« Atomkraft ? Nein danke » (Puissance nucléaire ? Non merci). Ce slogan, lancé au Danemark en 1975, a eu un énorme succès en Allemagne. Pour protester contre la construction de centrales nucléaires, des dizaines de milliers d’automobilistes ont collé sur leur voiture un petit autocollant jaune montrant un soleil souriant. Nos voisins n’avaient toutefois pas attendu cettecampagne pour s’opposer à l’atome.

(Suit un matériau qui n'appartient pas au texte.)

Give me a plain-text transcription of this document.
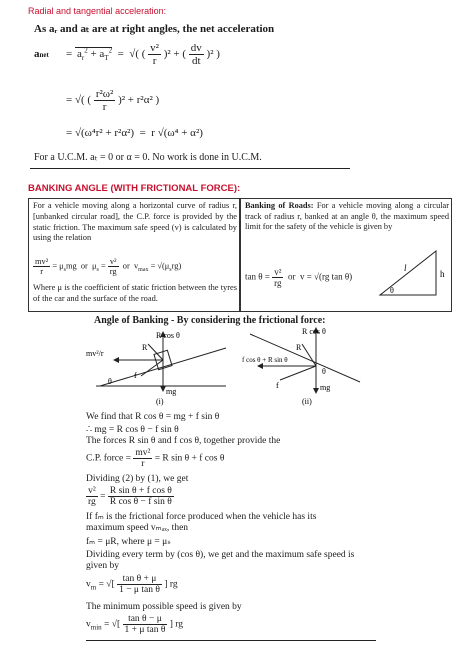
Radial and tangential acceleration:
As aᵣ and aₜ are at right angles, the net acceleration
anet = $a_r^2 + a_T^2$  =  √( ( $\frac{\text{v²}}{r} )^2$ + ( $\frac{dv}{dt} )^2$ )
= √( ( $\frac{\text{r²ω²}}{r} )^2 + r^2\alpha^2$ )
= √(ω⁴r² + r²α²)  =  r √(ω⁴ + α²)
For a U.C.M. aₜ = 0 or α = 0. No work is done in U.C.M.
BANKING ANGLE (WITH FRICTIONAL FORCE):
For a vehicle moving along a horizontal curve of radius r, [unbanked circular road], the C.P. force is provided by the static friction. The maximum safe speed (v) is calculated by using the relation
$\frac{\text{mv²}}{r} = \mu_smg$  or  $\mu_s = \frac{\text{v²}}{rg}$ or  $v_{max} = √(\mu_srg)$
Where μ is the coefficient of static friction between the tyres of the car and the surface of the road.
Banking of Roads: For a vehicle moving along a circular track of radius r, banked at an angle θ, the maximum speed limit for the safety of the vehicle is given by
$\tan \theta = \frac{\text{v²}}{rg}$ or  v = √(rg tan θ)
l
h
θ
Angle of Banking - By considering the frictional force:
R cos θ
R
mv²/r
f
mg
θ
(i)
R cos θ
f cos θ + R sin θ
R
f	mg
θ
(ii)
We find that R cos θ = mg + f sin θ
∴ mg = R cos θ − f sin θ
The forces R sin θ and f cos θ, together provide the
C.P. force = $\frac{\text{mv²}}{r} = R$ sin θ + f cos θ
Dividing (2) by (1), we get
$\frac{\text{v²}}{rg} = \frac{\text{R sin θ + f cos θ}}{\text{R cos θ − f sin θ}}$
If fₘ is the frictional force produced when the vehicle has its maximum speed vₘₐₓ, then
fₘ = μR, where μ = μₛ
Dividing every term by (cos θ), we get and the maximum safe speed is given by
$v_m$ = √[ $\frac{\text{tan θ + μ}}{\text{1 − μ tan θ}}$ ] rg
The minimum possible speed is given by
$v_{min}$ = √[ $\frac{\text{tan θ − μ}}{\text{1 + μ tan θ}}$ ] rg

Déjà dans les années 1950, la confédération syndicale DgB et le parti social-démocrate (SPD) s’opposaient à la prolifération des armements nucléaires. Durant la guerre froide, les « Marches de Pâques » réunissaient les personnes qui s’élevaient « contre toute arme nucléaire de quelque nation que ce soit ». En 1968, ces manifestations avaient rassemblé 300 000 personnes dans tout le pays. Après s’être essoufflé, le mouvement a regagné de l’ampleur dans les années 1980 lorsque l’Otan a décidé de positionner sur le territoire ouest-allemand des « euromissiles » de courte et moyenne portée pour faire face aux SS20 soviétiques de même nature. Le pacifisme allemand était alors très fort, le pays étant le champ de bataille désigné entre l’Est et l’Ouest. Le slogan alors à la mode était « besser rot als tot », plutôt rouge que mort.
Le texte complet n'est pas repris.